Friday, 8 September 2006

Back on Cultural Matters




Think about the whole mind-set of bin Ladenism. It is to “purge” Saudi Arabia of all foreigners and foreign influences. That is exactly the opposite of glocalizing and collaborating. Tribal culture and thinking still dominate in many Arab countries, and the tribal mind-set is also anathema to collaboration. What is the motto of the tribalists? “Me and my brother against my cousin; me, my brother, and my cousin against the outsider.” And what is the motto of the globalists, those who build collaborative supply chains? “Me and my brother and my cousin, three friends from childhood, four people in Australia, two in Beijing, six in Bangalore, three from Germany, and four people we’ve met only over the Internet all make up a supply chain.”


In the flat world, the division of labour is steadily becoming more and more complex, with a lot more people interacting with a lot of other people they don’t know and may never meet. If you want to have a modern complex division of labour, you have to be able to put more trust in strangers.


In the Arab-Muslim world, argues David Landes, certain cultural attitudes have in many way become a barrier to development, particularly the tendency to still treat women as a source of danger or pollution to be cut off from the public space and denied entry into economic activities. When a culture believes that, it loses a large portion of potential productivity of the society.  A system that previleges the men from birth on, Landes also argues, simply because they are male, and gives them power over their sisters and other female members of the society, is bad for the men. It builds in them a sense of entitlement that discourages what it takes to improve, to advance, and to achieve. This sort of discrimination, he notes, is not something limited to Arab Middle East, of course. Indeed, strains of it are found in different degrees around the world, even in so-called advanced industrial societies.


(Excerpt from "The World Is Flat" by Thomas L.Friedman. To be continued)

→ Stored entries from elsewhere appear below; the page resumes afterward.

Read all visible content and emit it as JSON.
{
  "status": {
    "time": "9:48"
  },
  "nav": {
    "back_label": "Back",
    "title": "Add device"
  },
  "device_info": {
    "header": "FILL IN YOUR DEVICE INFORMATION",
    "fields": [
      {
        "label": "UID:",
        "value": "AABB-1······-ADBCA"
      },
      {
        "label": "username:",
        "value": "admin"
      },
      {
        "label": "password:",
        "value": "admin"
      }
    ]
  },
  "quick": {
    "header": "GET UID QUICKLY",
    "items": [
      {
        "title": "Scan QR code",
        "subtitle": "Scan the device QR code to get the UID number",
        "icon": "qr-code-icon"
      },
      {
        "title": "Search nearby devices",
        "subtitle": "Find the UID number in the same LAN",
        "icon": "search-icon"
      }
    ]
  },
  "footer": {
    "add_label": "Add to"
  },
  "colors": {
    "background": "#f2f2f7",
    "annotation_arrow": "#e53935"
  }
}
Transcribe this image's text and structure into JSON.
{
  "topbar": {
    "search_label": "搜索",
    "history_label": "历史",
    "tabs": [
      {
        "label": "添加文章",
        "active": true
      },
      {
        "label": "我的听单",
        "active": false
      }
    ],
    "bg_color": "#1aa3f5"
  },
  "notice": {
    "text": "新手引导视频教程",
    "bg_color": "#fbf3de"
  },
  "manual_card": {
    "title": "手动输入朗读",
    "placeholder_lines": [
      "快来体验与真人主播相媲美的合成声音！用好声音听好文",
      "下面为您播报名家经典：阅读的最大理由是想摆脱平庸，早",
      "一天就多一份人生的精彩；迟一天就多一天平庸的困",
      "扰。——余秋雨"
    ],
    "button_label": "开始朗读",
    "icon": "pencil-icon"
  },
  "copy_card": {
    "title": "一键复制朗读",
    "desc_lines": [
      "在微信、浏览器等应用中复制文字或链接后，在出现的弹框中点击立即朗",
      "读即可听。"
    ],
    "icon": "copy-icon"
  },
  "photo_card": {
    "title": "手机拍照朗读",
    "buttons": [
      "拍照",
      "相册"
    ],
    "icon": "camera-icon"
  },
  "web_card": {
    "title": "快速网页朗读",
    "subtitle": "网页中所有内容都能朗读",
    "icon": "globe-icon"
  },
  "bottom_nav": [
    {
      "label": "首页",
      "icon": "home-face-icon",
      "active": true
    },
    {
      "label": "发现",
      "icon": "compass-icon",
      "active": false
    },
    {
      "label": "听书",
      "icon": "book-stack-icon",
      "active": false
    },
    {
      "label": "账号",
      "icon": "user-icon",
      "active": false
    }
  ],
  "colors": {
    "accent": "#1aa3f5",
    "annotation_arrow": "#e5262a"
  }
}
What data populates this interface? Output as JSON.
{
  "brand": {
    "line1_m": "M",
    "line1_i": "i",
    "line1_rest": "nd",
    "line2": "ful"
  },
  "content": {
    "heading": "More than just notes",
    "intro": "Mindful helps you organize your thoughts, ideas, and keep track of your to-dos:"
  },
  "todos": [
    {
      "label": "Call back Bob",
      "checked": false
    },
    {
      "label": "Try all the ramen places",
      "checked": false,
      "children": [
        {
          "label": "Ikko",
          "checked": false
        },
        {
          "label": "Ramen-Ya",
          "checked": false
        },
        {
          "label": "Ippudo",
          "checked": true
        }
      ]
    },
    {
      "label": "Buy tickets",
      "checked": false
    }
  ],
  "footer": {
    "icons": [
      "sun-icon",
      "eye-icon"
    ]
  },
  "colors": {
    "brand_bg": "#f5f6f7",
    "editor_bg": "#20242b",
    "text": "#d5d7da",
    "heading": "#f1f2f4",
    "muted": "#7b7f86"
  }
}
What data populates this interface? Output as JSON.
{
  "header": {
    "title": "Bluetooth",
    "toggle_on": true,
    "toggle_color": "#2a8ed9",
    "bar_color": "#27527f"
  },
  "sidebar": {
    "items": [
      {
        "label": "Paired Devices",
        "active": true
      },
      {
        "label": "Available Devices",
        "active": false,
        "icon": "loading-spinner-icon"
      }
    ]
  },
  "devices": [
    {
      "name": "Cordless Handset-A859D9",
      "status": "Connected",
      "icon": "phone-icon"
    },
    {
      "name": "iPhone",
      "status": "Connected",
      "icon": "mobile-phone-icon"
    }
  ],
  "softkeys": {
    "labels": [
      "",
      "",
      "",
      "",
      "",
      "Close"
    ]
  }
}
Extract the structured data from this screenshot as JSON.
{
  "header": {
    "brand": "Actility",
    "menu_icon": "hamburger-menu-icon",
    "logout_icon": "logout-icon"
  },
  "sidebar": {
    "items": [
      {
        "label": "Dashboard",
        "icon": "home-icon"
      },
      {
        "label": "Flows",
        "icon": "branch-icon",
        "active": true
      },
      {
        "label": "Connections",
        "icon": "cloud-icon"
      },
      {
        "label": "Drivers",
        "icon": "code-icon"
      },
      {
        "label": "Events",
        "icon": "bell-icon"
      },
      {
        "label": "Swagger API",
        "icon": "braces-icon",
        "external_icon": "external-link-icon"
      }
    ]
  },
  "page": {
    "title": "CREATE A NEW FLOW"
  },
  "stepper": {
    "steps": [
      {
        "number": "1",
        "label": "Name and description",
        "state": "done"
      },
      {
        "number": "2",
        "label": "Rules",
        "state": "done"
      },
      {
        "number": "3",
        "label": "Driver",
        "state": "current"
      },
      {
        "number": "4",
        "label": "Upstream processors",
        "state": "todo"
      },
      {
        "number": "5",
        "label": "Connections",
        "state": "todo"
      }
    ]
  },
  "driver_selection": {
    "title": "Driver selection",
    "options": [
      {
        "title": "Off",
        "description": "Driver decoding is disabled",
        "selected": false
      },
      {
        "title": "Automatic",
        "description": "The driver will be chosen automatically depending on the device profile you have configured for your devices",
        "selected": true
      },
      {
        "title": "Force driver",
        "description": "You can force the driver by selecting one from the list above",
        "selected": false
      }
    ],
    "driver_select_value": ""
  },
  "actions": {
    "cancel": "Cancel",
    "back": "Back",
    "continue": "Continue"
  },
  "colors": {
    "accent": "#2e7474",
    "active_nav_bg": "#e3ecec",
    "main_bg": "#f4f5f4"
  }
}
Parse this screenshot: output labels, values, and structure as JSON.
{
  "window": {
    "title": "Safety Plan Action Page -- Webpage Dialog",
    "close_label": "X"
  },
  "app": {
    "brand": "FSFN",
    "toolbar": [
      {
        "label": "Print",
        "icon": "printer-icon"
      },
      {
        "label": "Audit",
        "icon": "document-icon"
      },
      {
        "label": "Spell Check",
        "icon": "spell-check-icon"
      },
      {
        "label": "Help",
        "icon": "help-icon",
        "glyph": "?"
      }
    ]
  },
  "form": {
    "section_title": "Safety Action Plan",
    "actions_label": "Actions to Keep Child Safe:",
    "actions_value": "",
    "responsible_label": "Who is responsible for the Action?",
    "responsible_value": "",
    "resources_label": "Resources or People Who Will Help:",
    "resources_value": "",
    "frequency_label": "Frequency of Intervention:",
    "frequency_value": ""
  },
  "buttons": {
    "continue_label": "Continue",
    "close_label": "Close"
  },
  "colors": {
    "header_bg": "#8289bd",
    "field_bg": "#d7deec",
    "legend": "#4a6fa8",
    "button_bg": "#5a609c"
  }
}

May I lay stress here on what scholar David Landes said, "A system that previleges the men from birth on, simply because they are male, and gives them power over their sisters and other female members of the society, is bad for the men." This is especially true of the men in Vietnam. Do you see that they are absent in contributions to the advancement of the world? What they need from the past until now is a slap in the face to awake to their timid role in development.